В первом ряду маленьких белых палаток заметно движение… Мелькают, шевелясь, исчезая и появляясь вновь, белые точки… Их все больше и больше, и вот, заслоняя очертания палаток, около лагеря начинает извиваться маленькая белая змейка, сверкая длинными блестящими искрами… Слегка подаваясь то влево, то вправо, она растет, приближается… То тут, то там показываются красные точки околышей и погонов, штыки сверкают все гуще и гуще… Слышен далекий равномерный топот, в такт которому волнуется белая колонна. Еще несколько минут, и вы видите, что маленькая белая змейка превратилась в первую роту *** батальона, мерным, торопливым шагом выходящую в учебное поле ‘представляться’ своему новому ротному командиру.
Отойдя от лагерей сажень на сто, рота остановилась. Раздалось одновременное бряцание, и штыки, сверкнув еще раз, опустились. Фельдфебель вышел вперед, молодцевато крикнул, метнул глазами направо и налево и скомандовал:
— Р-ряды-ы-… стр-р-ройся!
Раз-два-три! Рота из четырехвзводной вытянулась в двухвзводную колонну.
— Р-ряды-ы… стр-р-ройся!
Раз-два-три! Теперь шеренги слились в одну и вытянулись длинной прямой линией.
— Равняйсь! Смирно!
На дороге, ведущей из лагерей к батальонной церкви, показалось облачко пыли… Пара вороных лошадей мчала легкую коляску с тремя офицерами. Перед фронтом коляска остановилась, и двое из них — батальонный командир, полковник, седой стройный старик, и прежний ротный, худощавый блондин, — с строгим и усталым видом быстро выскочили из коляски на землю.
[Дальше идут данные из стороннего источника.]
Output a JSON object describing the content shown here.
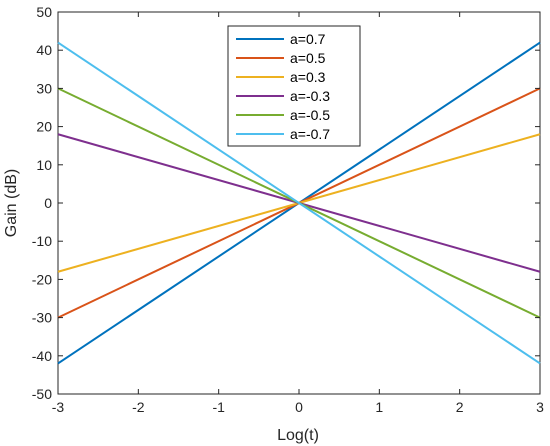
{
  "chart_data": {
    "type": "line",
    "title": "",
    "xlabel": "Log(t)",
    "ylabel": "Gain (dB)",
    "xlim": [
      -3,
      3
    ],
    "ylim": [
      -50,
      50
    ],
    "xticks": [
      -3,
      -2,
      -1,
      0,
      1,
      2,
      3
    ],
    "yticks": [
      -50,
      -40,
      -30,
      -20,
      -10,
      0,
      10,
      20,
      30,
      40,
      50
    ],
    "grid": false,
    "legend_position": "top-center",
    "series": [
      {
        "name": "a=0.7",
        "color": "#0072BD",
        "x": [
          -3,
          3
        ],
        "y": [
          -42,
          42
        ]
      },
      {
        "name": "a=0.5",
        "color": "#D95319",
        "x": [
          -3,
          3
        ],
        "y": [
          -30,
          30
        ]
      },
      {
        "name": "a=0.3",
        "color": "#EDB120",
        "x": [
          -3,
          3
        ],
        "y": [
          -18,
          18
        ]
      },
      {
        "name": "a=-0.3",
        "color": "#7E2F8E",
        "x": [
          -3,
          3
        ],
        "y": [
          18,
          -18
        ]
      },
      {
        "name": "a=-0.5",
        "color": "#77AC30",
        "x": [
          -3,
          3
        ],
        "y": [
          30,
          -30
        ]
      },
      {
        "name": "a=-0.7",
        "color": "#4DBEEE",
        "x": [
          -3,
          3
        ],
        "y": [
          42,
          -42
        ]
      }
    ]
  }
}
Третий, казалось, был нарочно создан для того, чтобы его возили в экипажах. Он не сразу вылез, но, двигаясь осторожно и степенно — причем коляска чуть-чуть не опрокинулась, — поставил на подножку одну ногу, а другую на землю и слез. Затем так же степенно, по-солдатски повернулся всем корпусом и выпрямился.
Солдаты с удивлением глядели на его фигуру. Был он страшно толст, непомерно. Казалось, все в этом круглом шарообразном теле кричало о том, что тесен божий мир и негде повернуться. Трудно было сказать, где кончалась голова и начиналась шея: то и другое было красно и непомерно широко. Он был маленького роста, и поэтому ноги его, толстые, короткие обрубки, одетые в широченные шаровары, казались продолжением туловища.
Трудно было ожидать от такого субъекта поворотливости. Каково же было изумление солдат, когда толстяк быстро и легко вместе с полковником и бывшим ротным направился к фронту.
— Смирно! — прокричал фельдфебель, прикладывая руку к козырьку.
— Здорово, ребята! — сказал полковник.
— Здрав-жлам-вашскобродь!
— Это ваш новый ротный командир, — продолжал полковник. — Слушайтесь и любите его!
Он сказал что-то прежнему ротному, и они, простившись с толстяком, сели и покатили обратно. Толстяк помолчал немного, затем, вытянувшись и приподнявшись на носках, крикнул тонким бабьим голосом:
— 3-здоро, молодцы, первая рота!
— Здрав-жлам-вшбродь! — рявкнули ‘молодцы’.
— Я ваш новый начальник! — продолжал толстяк. — Никаких послаблений от меня не ждите! Инструкцию исполнять неукоснительно! Словесность знать назубок. Нос не вешать. Будете хороши — и я буду хорош. Нянчиться с вами я не стану. Мои приказания святы! Издохни, да сделай!
И он помчался вдоль фронта, тяжело дыша, обтирая мокрое лицо батистовым платком и внимательно всматриваясь в лица солдат. Те почтительно провожали глазами начальство, и в лицах их можно было прочитать одно — оторопь!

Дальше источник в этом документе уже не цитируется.